Teachers and principals, unhampered by formal accountability for the progress of every student, and insulated by modern school rules and policies from contact or observation by parents, as well as by the fact that employed, lower income mothers (& fathers) may not have the opportunity to even try to observe or be involved in school day activities, will nurture the children they choose to nurture, and ignore or neglect those they choose to neglect. Absent NCLB, or some work-alike objective test that “outs” and penalizes failure to teach, or try to teach, every child, some children will spend their days in time-outs in the hallway, or the principals vestibule, and no one who cares will even know.

I speak feelingly, because I am the parent of a very bright little girl, who tested into the kindergarten class of a magnet school for highly able children (one of the top 2 scores of the 1,200 children who took the test that year), and then spent a very large part of the year sitting in the hallway. Mostly for fidgetting in class. Also for getting a drink of water out of turn, for running (not walking) to the bathroom, for giving away her sparkly pencils, for exclaiming during Pres. Obama’s speech, talking out of turn, spilling milk, getting a paper towel without permission, removing her coat without permission, and so on. Not always good behavior, and certainly difficult, but also not outside what a teacher ought to be able to handle.

Next, we enrolled her in a Montessori school with an excellent reputation, and a large percentage of Notre Dame professors among its parents. This school, in explicit opposition to NCLB, eschewed ALL testing of any kind whatsoever. Evelyn had one very good semester there; it even undid much of the harm inflicted the previous year in kindergarten.

Then, the teacher was diagnosed with cancer, stage 4, and very rightly turned her whole attention to her own health and survival. Unfortunately, the school did not secure a regular substitute teacher for her … and the class drifted, for the balance of that year and the entire next year, too, when the previously excellent teacher was back, but still ill, distracted, and functioning sub-par. We and various other parents met with the principal, individually and in groups, and we received promises and assurances which we gave too much credence.

In third grade, we had our daughter’s achievement tested by a third party and found, as we should have realized earlier, that her formal education had essentially ended at the first semester of first grade, and she would have been better off playing in her sandbox and helping me with housework the next year and a half.

Here is what I think happened: The teacher had excellent abilities, but she was sick and tired, and so she directed her limited energies towards those children who were easy, or whose parents were able to be present – or drop in unexpectedly – during the school day. And (she directed attention toward) the more difficult children, which would certainly include my highly active, imaginative and inventive daughter, who spent vast amounts of time banished to the hallway or to the secretary’s office. I heard later, from other parents, that my daughter was hardly ever actually in the classroom.
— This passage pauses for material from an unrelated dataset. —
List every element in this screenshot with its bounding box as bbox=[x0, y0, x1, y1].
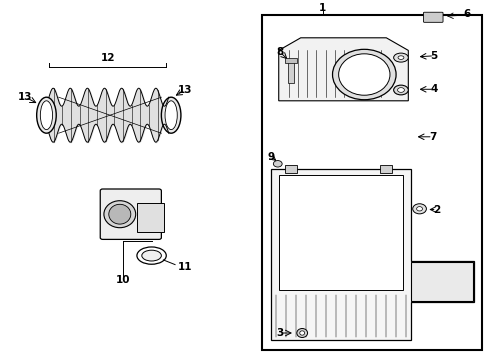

I wish they had told me at the time.

An annual test, such as the Iowa test used to be, would have been of great service to our family. Indeed, my greatest problem with the testing requirements of NCLB is that it does not require ENOUGH testing; a lot can be lost between third and fifth grade.
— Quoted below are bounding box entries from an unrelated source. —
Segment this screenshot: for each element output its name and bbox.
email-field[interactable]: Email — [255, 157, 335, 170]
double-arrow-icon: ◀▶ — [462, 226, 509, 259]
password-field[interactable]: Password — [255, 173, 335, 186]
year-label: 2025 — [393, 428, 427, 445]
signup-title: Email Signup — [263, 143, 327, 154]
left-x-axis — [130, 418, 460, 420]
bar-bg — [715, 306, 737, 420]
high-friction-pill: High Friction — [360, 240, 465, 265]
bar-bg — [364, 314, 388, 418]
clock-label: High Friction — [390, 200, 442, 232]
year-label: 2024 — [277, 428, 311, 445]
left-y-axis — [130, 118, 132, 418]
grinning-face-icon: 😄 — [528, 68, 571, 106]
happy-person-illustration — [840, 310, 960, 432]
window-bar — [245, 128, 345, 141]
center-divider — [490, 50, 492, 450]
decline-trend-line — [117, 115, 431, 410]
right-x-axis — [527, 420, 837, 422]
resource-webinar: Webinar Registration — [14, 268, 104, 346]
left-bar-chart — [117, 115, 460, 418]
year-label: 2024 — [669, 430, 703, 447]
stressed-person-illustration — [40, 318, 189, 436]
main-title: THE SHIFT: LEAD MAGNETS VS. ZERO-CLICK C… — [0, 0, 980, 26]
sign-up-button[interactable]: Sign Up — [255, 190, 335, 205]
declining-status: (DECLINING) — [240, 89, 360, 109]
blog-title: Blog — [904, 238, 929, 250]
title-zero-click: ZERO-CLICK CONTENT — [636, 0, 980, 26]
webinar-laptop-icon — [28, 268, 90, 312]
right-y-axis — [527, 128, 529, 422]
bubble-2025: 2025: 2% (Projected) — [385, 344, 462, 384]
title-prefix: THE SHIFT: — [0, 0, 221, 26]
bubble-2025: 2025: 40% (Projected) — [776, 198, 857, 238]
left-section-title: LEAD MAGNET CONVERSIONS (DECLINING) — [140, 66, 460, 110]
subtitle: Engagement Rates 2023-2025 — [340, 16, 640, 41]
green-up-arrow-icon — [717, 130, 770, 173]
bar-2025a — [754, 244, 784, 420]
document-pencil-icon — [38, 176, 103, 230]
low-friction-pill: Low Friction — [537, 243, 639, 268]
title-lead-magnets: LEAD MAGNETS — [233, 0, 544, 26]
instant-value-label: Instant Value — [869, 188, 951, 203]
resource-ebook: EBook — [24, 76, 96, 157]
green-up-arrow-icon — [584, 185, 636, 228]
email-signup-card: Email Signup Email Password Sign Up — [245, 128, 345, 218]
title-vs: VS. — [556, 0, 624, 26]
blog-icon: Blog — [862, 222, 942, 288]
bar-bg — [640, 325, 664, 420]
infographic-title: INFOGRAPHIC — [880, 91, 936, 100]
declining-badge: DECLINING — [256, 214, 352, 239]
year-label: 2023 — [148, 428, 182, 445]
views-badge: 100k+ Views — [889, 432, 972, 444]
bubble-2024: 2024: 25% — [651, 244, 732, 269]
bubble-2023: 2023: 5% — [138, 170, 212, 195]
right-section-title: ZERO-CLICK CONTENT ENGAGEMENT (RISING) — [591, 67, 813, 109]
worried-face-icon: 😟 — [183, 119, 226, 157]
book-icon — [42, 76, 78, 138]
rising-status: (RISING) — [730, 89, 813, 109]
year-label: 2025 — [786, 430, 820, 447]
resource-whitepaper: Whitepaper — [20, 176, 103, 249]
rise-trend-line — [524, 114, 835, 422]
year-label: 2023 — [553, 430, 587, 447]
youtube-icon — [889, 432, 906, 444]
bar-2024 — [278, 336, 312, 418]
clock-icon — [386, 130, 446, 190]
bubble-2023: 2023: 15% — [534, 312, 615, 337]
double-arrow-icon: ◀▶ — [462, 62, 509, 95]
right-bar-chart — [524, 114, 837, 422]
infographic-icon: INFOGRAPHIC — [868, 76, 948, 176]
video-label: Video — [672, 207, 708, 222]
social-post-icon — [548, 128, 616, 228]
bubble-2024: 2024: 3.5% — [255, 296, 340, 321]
Yours, Karen R. Hammond-Nash
South Bend, IN

3 Comments

  • Jerry, I’ve been thinking a lot about a tangent of this. What is college really preparing our kids for except a lifetime of debt? I have 3 kids. The deep belief that college is the single most important move for a high-school grad is butting up against what I see around in the new reality. What are these degrees preparing our kids to do? As always thanks for a great post.